Moreover, the federal government has taken steps to cope with the possibility of a terrorist attack involving smallpox by educating doctors to recognize the disease and by vaccinating small teams of experts who can rush to any part of the country to confirm the diagnosis and contain and treat an outbreak. The city of New York has begun to map out various locations where residents would go to be immunized should mass vaccinations be necessary.

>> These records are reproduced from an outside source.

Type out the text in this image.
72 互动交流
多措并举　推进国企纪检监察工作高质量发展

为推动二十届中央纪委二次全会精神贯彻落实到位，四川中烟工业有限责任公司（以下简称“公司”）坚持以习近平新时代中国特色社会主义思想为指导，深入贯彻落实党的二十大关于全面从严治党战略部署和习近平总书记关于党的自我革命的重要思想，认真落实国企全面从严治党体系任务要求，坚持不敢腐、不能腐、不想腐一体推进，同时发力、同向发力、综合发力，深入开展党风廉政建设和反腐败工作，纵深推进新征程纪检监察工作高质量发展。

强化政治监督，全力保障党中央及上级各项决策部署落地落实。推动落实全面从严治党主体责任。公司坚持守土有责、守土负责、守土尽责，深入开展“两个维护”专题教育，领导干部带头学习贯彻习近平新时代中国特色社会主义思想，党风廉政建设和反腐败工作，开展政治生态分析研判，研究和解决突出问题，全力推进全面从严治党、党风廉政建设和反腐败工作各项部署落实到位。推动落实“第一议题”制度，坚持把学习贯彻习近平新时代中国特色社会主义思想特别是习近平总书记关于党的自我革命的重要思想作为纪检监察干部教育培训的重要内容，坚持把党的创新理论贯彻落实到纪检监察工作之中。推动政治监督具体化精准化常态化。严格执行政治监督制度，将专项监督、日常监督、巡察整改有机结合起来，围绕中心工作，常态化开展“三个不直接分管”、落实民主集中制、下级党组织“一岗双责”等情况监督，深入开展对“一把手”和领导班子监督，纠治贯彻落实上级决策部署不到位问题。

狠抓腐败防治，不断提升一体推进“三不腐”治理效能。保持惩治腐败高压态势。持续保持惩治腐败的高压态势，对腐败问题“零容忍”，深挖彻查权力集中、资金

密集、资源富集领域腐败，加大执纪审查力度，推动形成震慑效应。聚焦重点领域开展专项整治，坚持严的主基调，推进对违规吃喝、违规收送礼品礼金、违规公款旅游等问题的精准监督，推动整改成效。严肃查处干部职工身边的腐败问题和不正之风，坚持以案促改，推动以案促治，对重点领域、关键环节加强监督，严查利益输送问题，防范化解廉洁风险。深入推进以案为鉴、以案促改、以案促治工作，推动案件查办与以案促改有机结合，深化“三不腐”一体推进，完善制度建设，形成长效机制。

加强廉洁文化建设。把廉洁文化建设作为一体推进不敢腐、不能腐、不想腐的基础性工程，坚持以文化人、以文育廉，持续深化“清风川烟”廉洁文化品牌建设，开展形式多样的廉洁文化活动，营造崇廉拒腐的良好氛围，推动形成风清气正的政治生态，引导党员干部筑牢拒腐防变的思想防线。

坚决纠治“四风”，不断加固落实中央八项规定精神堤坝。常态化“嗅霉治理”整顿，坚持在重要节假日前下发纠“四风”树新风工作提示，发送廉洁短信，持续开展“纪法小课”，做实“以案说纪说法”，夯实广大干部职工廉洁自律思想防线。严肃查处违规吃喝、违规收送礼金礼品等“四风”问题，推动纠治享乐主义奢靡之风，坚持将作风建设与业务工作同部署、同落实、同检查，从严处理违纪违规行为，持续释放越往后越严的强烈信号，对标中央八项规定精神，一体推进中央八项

In summary, given the difficulty of estimating the risks and benefits of vaccinating against a non-existent disease using a vaccine that carries known, serious, sometimes-lethal side effects, one must agree with the conclusion of Dr. David Busch, head of infectious diseases at California Pacific Medical Center in San Francisco: "It's inappropriate" to vaccinate the entire country for a disease whose threat is only theoretical, and immunization should only be given "as needed, not as desired."
If federal officials act otherwise, they will be engaging in public relations more than public health. Even stockpiling 300 million doses of smallpox vaccine (at a cost of over a billion dollars) is arguably a form of political cover. It would be far better, surely, to use those resources to ensure that susceptible Americans are immunized against common, life-threatening infectious diseases such as influenza, hepatitis, and pneumococcal pneumonia. (Flu alone kills 20,000 in an average year.)
Sherlock Holmes admonished in A Scandal in Bohemia that "it is a capital mistake to theorize before one has data." It is even worse to make the wrong decision after one has data.
Henry I. Miller, a physician, is a fellow at the Hoover Institution, an ACSH Director, and the author of To America's Health: A Proposal to Reform the Food and Drug Administration.